Succession planning is never easy. Especially at a club like Manchester United. According to the Manchester Evening News, Sir Alex Ferguson was the master of knowing when to move a player on. He would plan a few years in advance and ensure their replacement was ready to go.
As David de Gea says goodbye to Manchester United, he is another great example of Ferguson getting it right. He lasted 12 years as number one after replacing the great Edwin van der Sar.
De Gea was not always guaranteed to be an instant hit. There were teething problems in his first season as Man City snatched the title.
But the in-depth scouting paid off. Ferguson only missed three matches as United manager, one of them was to scout the Spaniard at Atletico Madrid.
Being a United number one takes a certain personality, as well as ability. You need thick skin to take the heat and media glare at Old Trafford.
Whilst Ferguson got it right with De Gea, he would be the first to admit he was learning from previous mistakes. Finding Van der Sar took longer than it should, following Peter Schmeichel’s exit.
United initially recruited Mark Bosnich to be the Dane’s successor. We all know how that turned out. Massimo Taibi, Fabien Barthez, Tim Howard and Roy Carroll all followed before they eventually landed on the right man.

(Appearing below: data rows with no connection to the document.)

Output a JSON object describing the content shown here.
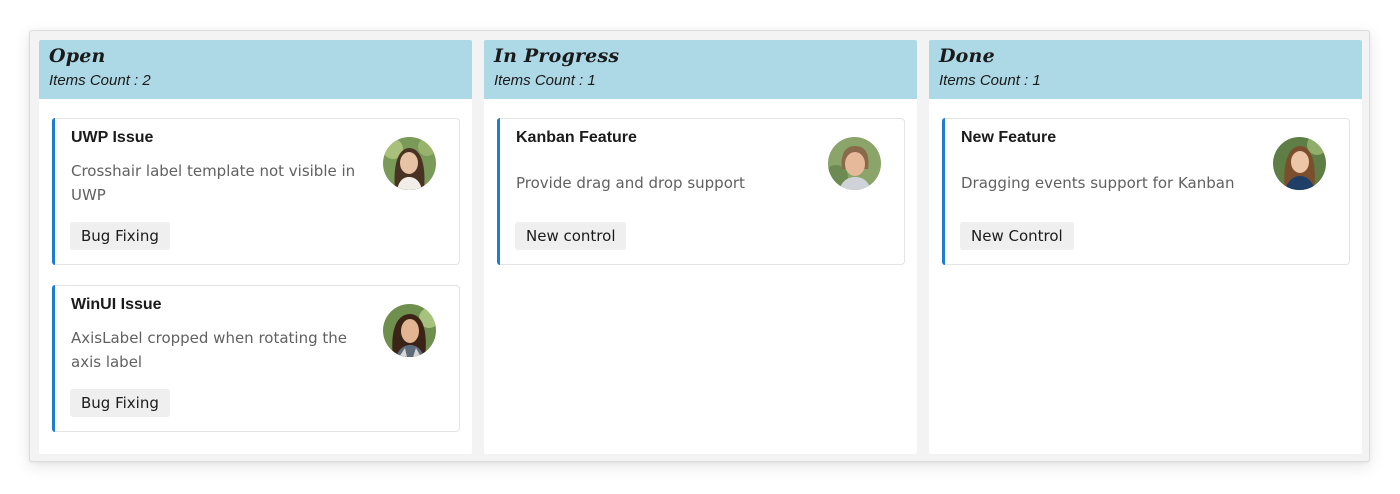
{
  "columns": [
    {
      "title": "Open",
      "count_text": "Items Count : 2",
      "cards": [
        {
          "title": "UWP Issue",
          "description": "Crosshair label template not visible in UWP",
          "tag": "Bug Fixing",
          "avatar_icon": "avatar-woman-smiling"
        },
        {
          "title": "WinUI Issue",
          "description": "AxisLabel cropped when rotating the axis label",
          "tag": "Bug Fixing",
          "avatar_icon": "avatar-woman-dark-hair"
        }
      ]
    },
    {
      "title": "In Progress",
      "count_text": "Items Count : 1",
      "cards": [
        {
          "title": "Kanban Feature",
          "description": "Provide drag and drop support",
          "tag": "New control",
          "avatar_icon": "avatar-woman-short-hair"
        }
      ]
    },
    {
      "title": "Done",
      "count_text": "Items Count : 1",
      "cards": [
        {
          "title": "New Feature",
          "description": "Dragging events support for Kanban",
          "tag": "New Control",
          "avatar_icon": "avatar-woman-long-hair"
        }
      ]
    }
  ],
  "colors": {
    "header_background": "#add8e6",
    "card_accent": "#1f7ccf",
    "board_background": "#f3f3f3",
    "tag_background": "#efefef"
  }
}
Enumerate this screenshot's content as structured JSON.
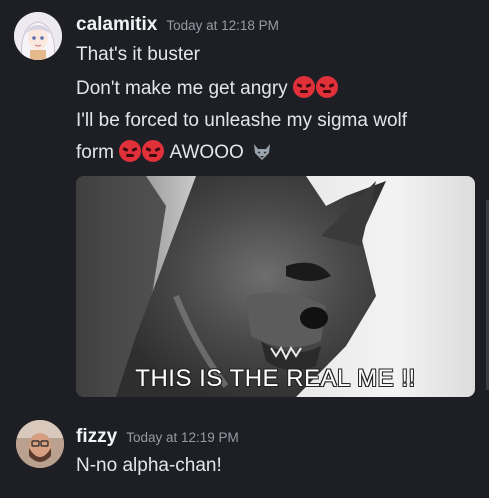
{
  "messages": [
    {
      "username": "calamitix",
      "timestamp": "Today at 12:18 PM",
      "lines": [
        "That's it buster",
        "Don't make me get angry",
        "I'll be forced to unleashe my sigma wolf",
        "form",
        "AWOOO"
      ],
      "emojis": [
        "angry-face-icon",
        "angry-face-icon",
        "angry-face-icon",
        "angry-face-icon",
        "wolf-icon"
      ],
      "gif_caption": "THIS IS THE REAL ME !!"
    },
    {
      "username": "fizzy",
      "timestamp": "Today at 12:19 PM",
      "lines": [
        "N-no alpha-chan!"
      ]
    }
  ],
  "colors": {
    "background": "#1e1f25",
    "username": "#f2f3f5",
    "timestamp": "#949ba4",
    "text": "#e3e5e8",
    "angry_emoji": "#e0303a"
  }
}
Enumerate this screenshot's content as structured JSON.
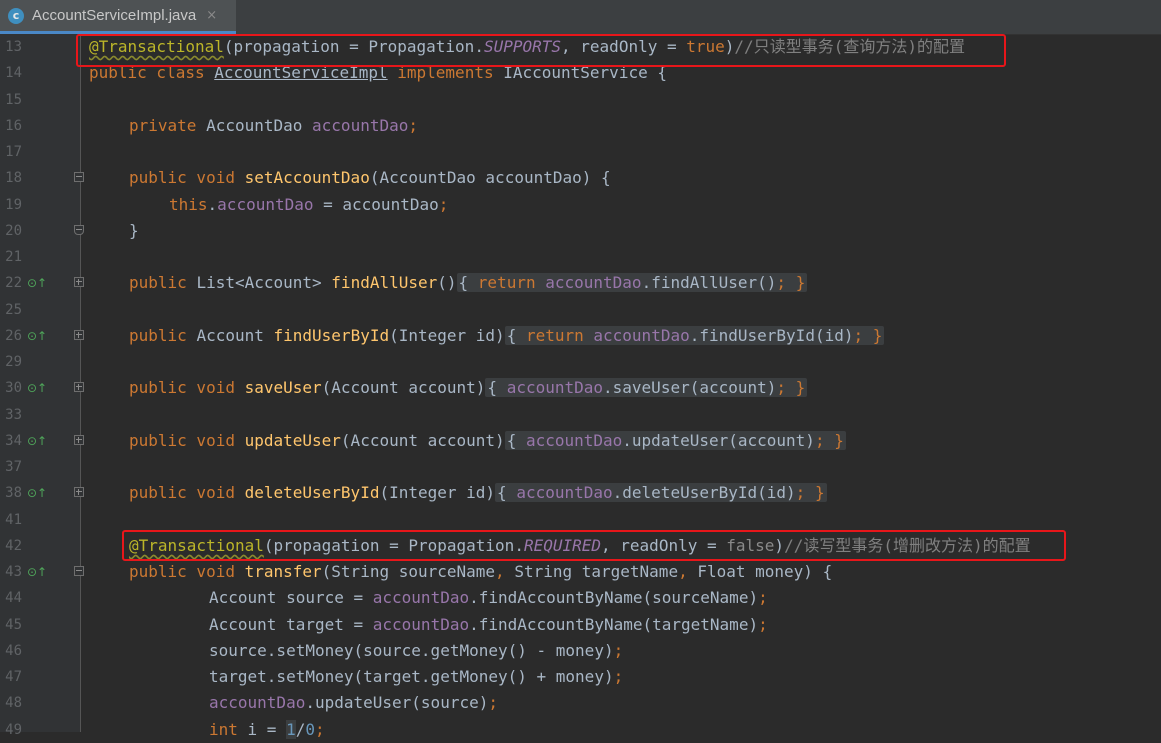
{
  "tab": {
    "icon_letter": "c",
    "file_name": "AccountServiceImpl.java",
    "close_glyph": "×"
  },
  "lines": [
    {
      "n": "13",
      "a": "@Transactional",
      "b": "(propagation = Propagation.",
      "c": "SUPPORTS",
      "d": ", readOnly = ",
      "e": "true",
      "f": ")",
      "g": "//只读型事务(查询方法)的配置"
    },
    {
      "n": "14",
      "a": "public class ",
      "b": "AccountServiceImpl",
      "c": " implements ",
      "d": "IAccountService {"
    },
    {
      "n": "15"
    },
    {
      "n": "16",
      "a": "private ",
      "b": "AccountDao ",
      "c": "accountDao",
      "d": ";"
    },
    {
      "n": "17"
    },
    {
      "n": "18",
      "a": "public void ",
      "b": "setAccountDao",
      "c": "(AccountDao accountDao) {"
    },
    {
      "n": "19",
      "a": "this",
      "b": ".",
      "c": "accountDao",
      "d": " = accountDao",
      "e": ";"
    },
    {
      "n": "20",
      "a": "}"
    },
    {
      "n": "21"
    },
    {
      "n": "22",
      "a": "public ",
      "b": "List<Account> ",
      "c": "findAllUser",
      "d": "()",
      "e": "{ ",
      "f": "return ",
      "g": "accountDao",
      "h": ".findAllUser()",
      "i": "; }"
    },
    {
      "n": "25"
    },
    {
      "n": "26",
      "a": "public ",
      "b": "Account ",
      "c": "findUserById",
      "d": "(Integer id)",
      "e": "{ ",
      "f": "return ",
      "g": "accountDao",
      "h": ".findUserById(id)",
      "i": "; }"
    },
    {
      "n": "29"
    },
    {
      "n": "30",
      "a": "public void ",
      "b": "saveUser",
      "c": "(Account account)",
      "e": "{ ",
      "g": "accountDao",
      "h": ".saveUser(account)",
      "i": "; }"
    },
    {
      "n": "33"
    },
    {
      "n": "34",
      "a": "public void ",
      "b": "updateUser",
      "c": "(Account account)",
      "e": "{ ",
      "g": "accountDao",
      "h": ".updateUser(account)",
      "i": "; }"
    },
    {
      "n": "37"
    },
    {
      "n": "38",
      "a": "public void ",
      "b": "deleteUserById",
      "c": "(Integer id)",
      "e": "{ ",
      "g": "accountDao",
      "h": ".deleteUserById(id)",
      "i": "; }"
    },
    {
      "n": "41"
    },
    {
      "n": "42",
      "a": "@Transactional",
      "b": "(propagation = Propagation.",
      "c": "REQUIRED",
      "d": ", readOnly = ",
      "e": "false",
      "f": ")",
      "g": "//读写型事务(增删改方法)的配置"
    },
    {
      "n": "43",
      "a": "public void ",
      "b": "transfer",
      "c": "(String sourceName",
      "d": ", ",
      "e": "String targetName",
      "f": ", ",
      "g": "Float money) {"
    },
    {
      "n": "44",
      "a": "Account source = ",
      "b": "accountDao",
      "c": ".findAccountByName(sourceName)",
      "d": ";"
    },
    {
      "n": "45",
      "a": "Account target = ",
      "b": "accountDao",
      "c": ".findAccountByName(targetName)",
      "d": ";"
    },
    {
      "n": "46",
      "a": "source.setMoney(source.getMoney() - money)",
      "b": ";"
    },
    {
      "n": "47",
      "a": "target.setMoney(target.getMoney() + money)",
      "b": ";"
    },
    {
      "n": "48",
      "a": "accountDao",
      "b": ".updateUser(source)",
      "c": ";"
    },
    {
      "n": "49",
      "a": "int ",
      "b": "i = ",
      "c": "1",
      "d": "/",
      "e": "0",
      "f": ";"
    }
  ],
  "colors": {
    "background": "#2b2b2b",
    "highlight_box": "#e8161a",
    "annotation": "#bbb529",
    "keyword": "#cc7832",
    "field": "#9876aa",
    "method": "#ffc66d"
  }
}
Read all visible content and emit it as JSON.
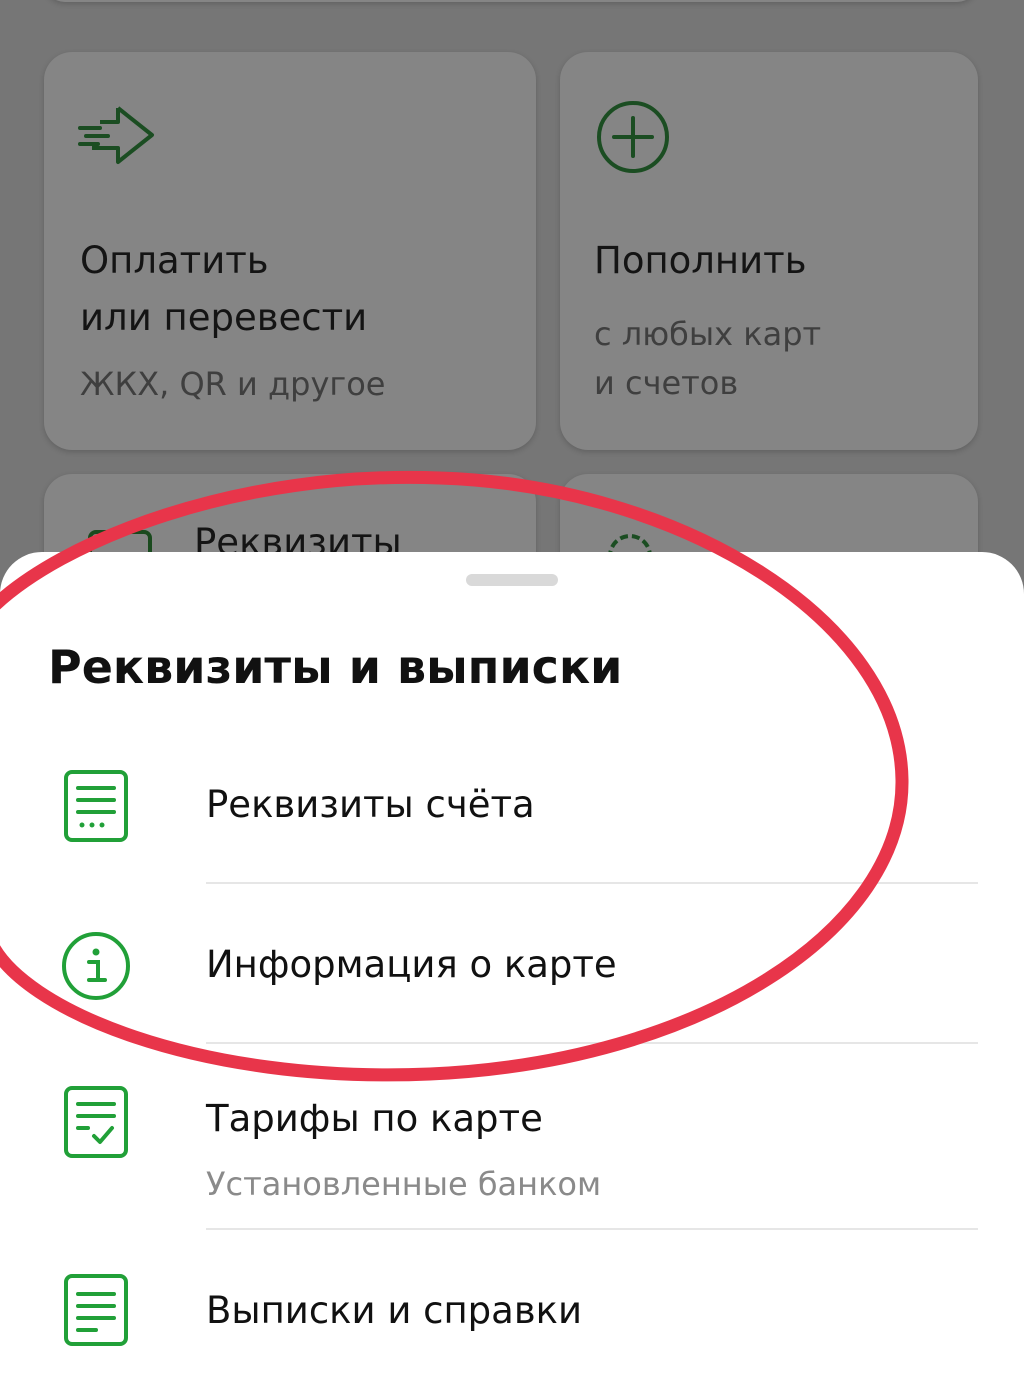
{
  "background": {
    "pay_card": {
      "title": "Оплатить\nили перевести",
      "subtitle": "ЖКХ, QR и другое",
      "icon": "transfer-arrow-icon"
    },
    "topup_card": {
      "title": "Пополнить",
      "subtitle": "с любых карт\nи счетов",
      "icon": "plus-circle-icon"
    },
    "requisites_card": {
      "title": "Реквизиты",
      "icon": "card-icon"
    },
    "settings_card": {
      "icon": "gear-icon"
    }
  },
  "sheet": {
    "title": "Реквизиты и выписки",
    "items": [
      {
        "label": "Реквизиты счёта",
        "icon": "document-list-icon"
      },
      {
        "label": "Информация о карте",
        "icon": "info-circle-icon"
      },
      {
        "label": "Тарифы по карте",
        "subtitle": "Установленные банком",
        "icon": "document-check-icon"
      },
      {
        "label": "Выписки и справки",
        "icon": "document-lines-icon"
      }
    ]
  },
  "colors": {
    "accent_green": "#21A038",
    "annotation_red": "#E8354A",
    "overlay_gray": "#767676"
  }
}
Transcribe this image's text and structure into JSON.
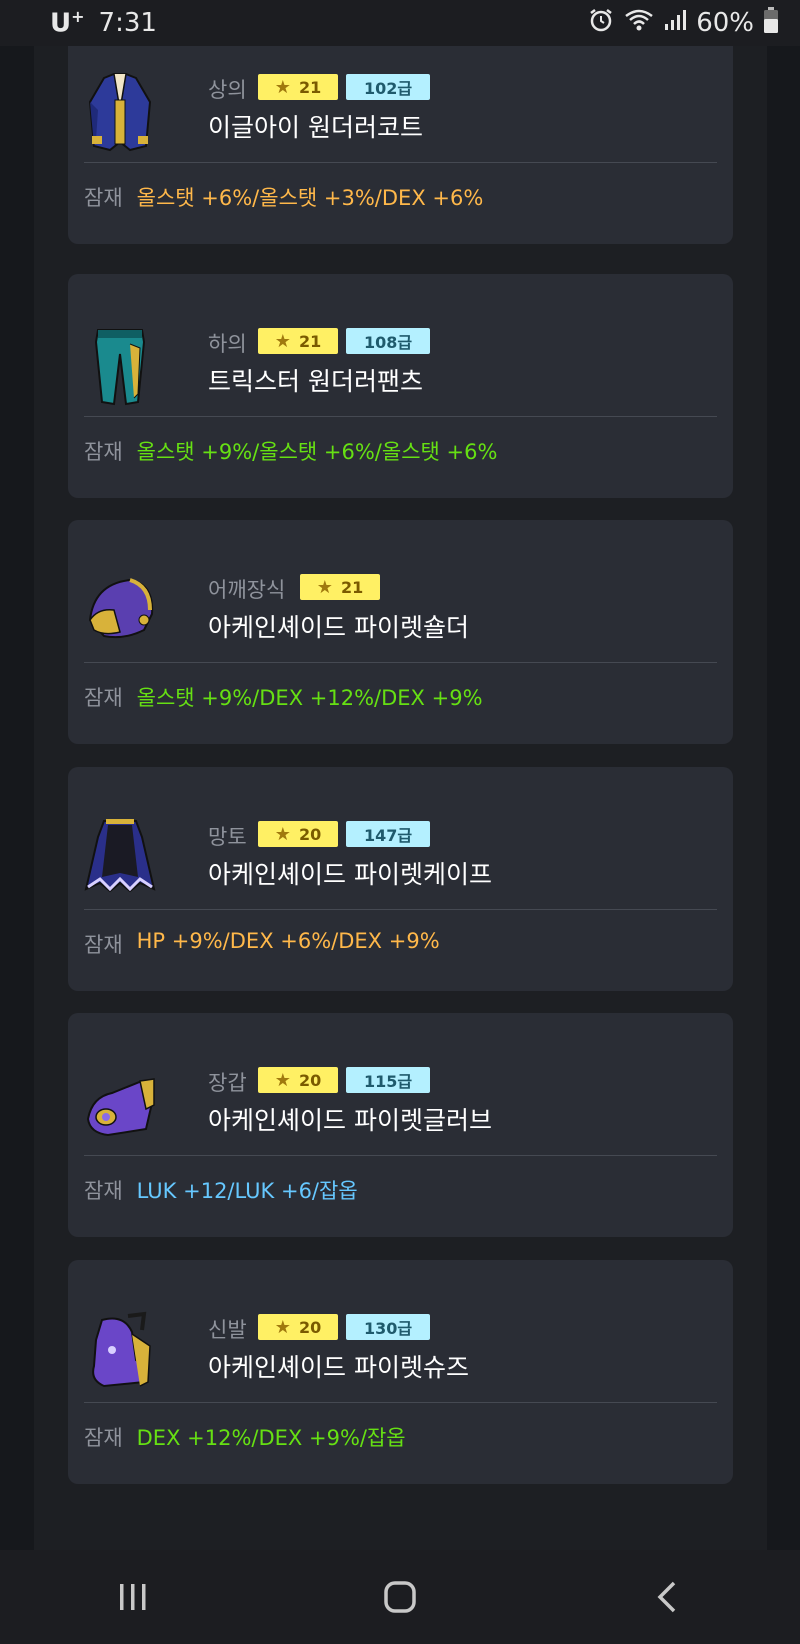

“We had a bad period trying to replace Peter Schmeichel,” Ferguson admitted. “It’s maybe not my strong point.
“It wasn’t until we brought in Edwin that we got back to the level we had with Peter. Edwin was a great buy for us, absolutely brilliant. Looking back, I just wish we’d got him when Peter decided to leave.”
Erik ten Hag has his sights set on Andre Onana to replace De Gea. Despite the Spaniard’s decline over the last two years, he won’t be an easy figure to replace.
MEN Sport has reported that United are optimistic about securing the Cameroon goalkeeper’s signature. However, no deal was imminent as of Saturday evening.
With United haggling with Inter Milan over the fee, a reminder of Ferguson’s troubles should be in the back of their mind. Of course, they don’t want to overpay, especially to a club in known financial troubles, but they must get Ten Hag’s first-choice.